Et ils sont payés une misère, c'est-à-dire approximativement 100 euros par semaine. Et il y en a qui touchent beaucoup moins. Moi, sur la fin, j'avais un poste d'auditeur. C'est-à-dire que j'étais dans l'élite. J'avais une meilleure paie. Quand j’avais 100 euros par semaine, j’étais le roi du monde. Il n'y a pas de cotisations sociales. Il n'y a pas de retraite. Par contre, les revenus sont déclarés. Souvent, on est obligés d'avoir un époux, un compagnon, qui a un job à l'extérieur et qui fait rentrer de l'argent. Ou alors, il y en a qui ont des parents assez riches. Mais la plupart du temps, non. Ils ont un job à l'extérieur. Comme c’était le cas pour moi.
Comment avez-vous fait pour vous en sortir financièrement ?
Je faisais à peu près 50 h, ou un peu plus en scientologie, et puis j’allais bosser 20 à 25 h en dehors. A côté, je bossais dans le textile. Une boîte qui vendait du tissu en gros pour des fabricants de prêt-à-porter. En tout, je faisais souvent des semaines de 80 h.
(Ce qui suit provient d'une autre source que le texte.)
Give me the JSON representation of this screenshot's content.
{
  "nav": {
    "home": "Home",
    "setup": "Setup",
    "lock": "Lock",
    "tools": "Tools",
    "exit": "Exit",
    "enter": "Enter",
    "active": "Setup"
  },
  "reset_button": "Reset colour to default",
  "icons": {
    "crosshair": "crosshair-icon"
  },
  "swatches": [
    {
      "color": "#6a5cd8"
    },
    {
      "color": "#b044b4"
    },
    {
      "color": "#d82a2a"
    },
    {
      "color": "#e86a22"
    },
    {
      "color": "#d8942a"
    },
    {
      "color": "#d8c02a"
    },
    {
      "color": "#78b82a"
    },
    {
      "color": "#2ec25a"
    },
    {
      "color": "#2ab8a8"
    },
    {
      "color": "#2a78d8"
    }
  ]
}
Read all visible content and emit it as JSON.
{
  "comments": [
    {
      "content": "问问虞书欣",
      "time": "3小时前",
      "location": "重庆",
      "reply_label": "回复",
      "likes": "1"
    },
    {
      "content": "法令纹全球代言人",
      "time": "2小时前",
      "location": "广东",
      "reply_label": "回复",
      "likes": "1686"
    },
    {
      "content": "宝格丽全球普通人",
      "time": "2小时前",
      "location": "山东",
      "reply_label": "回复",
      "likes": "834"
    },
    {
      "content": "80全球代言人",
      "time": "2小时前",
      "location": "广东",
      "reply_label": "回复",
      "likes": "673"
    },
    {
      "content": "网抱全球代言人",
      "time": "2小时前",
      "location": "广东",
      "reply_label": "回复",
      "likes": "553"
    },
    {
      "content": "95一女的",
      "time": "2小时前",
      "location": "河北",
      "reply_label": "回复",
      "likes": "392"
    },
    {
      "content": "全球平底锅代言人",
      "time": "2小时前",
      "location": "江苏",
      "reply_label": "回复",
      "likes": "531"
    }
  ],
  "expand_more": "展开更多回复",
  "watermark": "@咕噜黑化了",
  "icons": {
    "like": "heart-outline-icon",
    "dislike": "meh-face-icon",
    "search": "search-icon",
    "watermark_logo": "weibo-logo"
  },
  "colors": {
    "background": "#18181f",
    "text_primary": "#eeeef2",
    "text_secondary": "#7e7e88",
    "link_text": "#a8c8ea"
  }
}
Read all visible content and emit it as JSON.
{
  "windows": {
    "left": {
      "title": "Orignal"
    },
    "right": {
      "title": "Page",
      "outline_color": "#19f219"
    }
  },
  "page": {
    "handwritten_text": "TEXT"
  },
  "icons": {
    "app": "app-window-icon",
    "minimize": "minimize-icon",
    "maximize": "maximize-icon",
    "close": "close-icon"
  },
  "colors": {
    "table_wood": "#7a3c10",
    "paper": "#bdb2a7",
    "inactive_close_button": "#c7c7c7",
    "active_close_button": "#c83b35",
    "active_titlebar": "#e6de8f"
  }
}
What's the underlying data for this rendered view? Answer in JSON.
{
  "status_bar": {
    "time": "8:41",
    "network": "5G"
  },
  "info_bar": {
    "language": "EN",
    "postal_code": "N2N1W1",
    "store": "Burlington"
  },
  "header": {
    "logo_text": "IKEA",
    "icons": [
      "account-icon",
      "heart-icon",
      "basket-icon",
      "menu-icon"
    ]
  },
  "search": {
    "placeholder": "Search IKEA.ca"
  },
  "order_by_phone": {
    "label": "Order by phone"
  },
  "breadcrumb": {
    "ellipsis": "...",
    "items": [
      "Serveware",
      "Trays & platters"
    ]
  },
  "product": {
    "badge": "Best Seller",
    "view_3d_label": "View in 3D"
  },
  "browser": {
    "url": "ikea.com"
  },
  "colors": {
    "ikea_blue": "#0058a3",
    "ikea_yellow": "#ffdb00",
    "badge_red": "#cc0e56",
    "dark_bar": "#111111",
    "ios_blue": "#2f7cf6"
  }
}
Mais mon patron était scientologue, c’était conseillé. Quand on avait un travail à l’extérieur, un “moonlight”, il fallait de préférence bosser pour un scientologue. Quand la boîte a coulé, il m’a escroqué et je me suis retrouvé avec ses grosses dettes. Et comme il était scientologue, je ne pouvais pas m'attaquer à lui.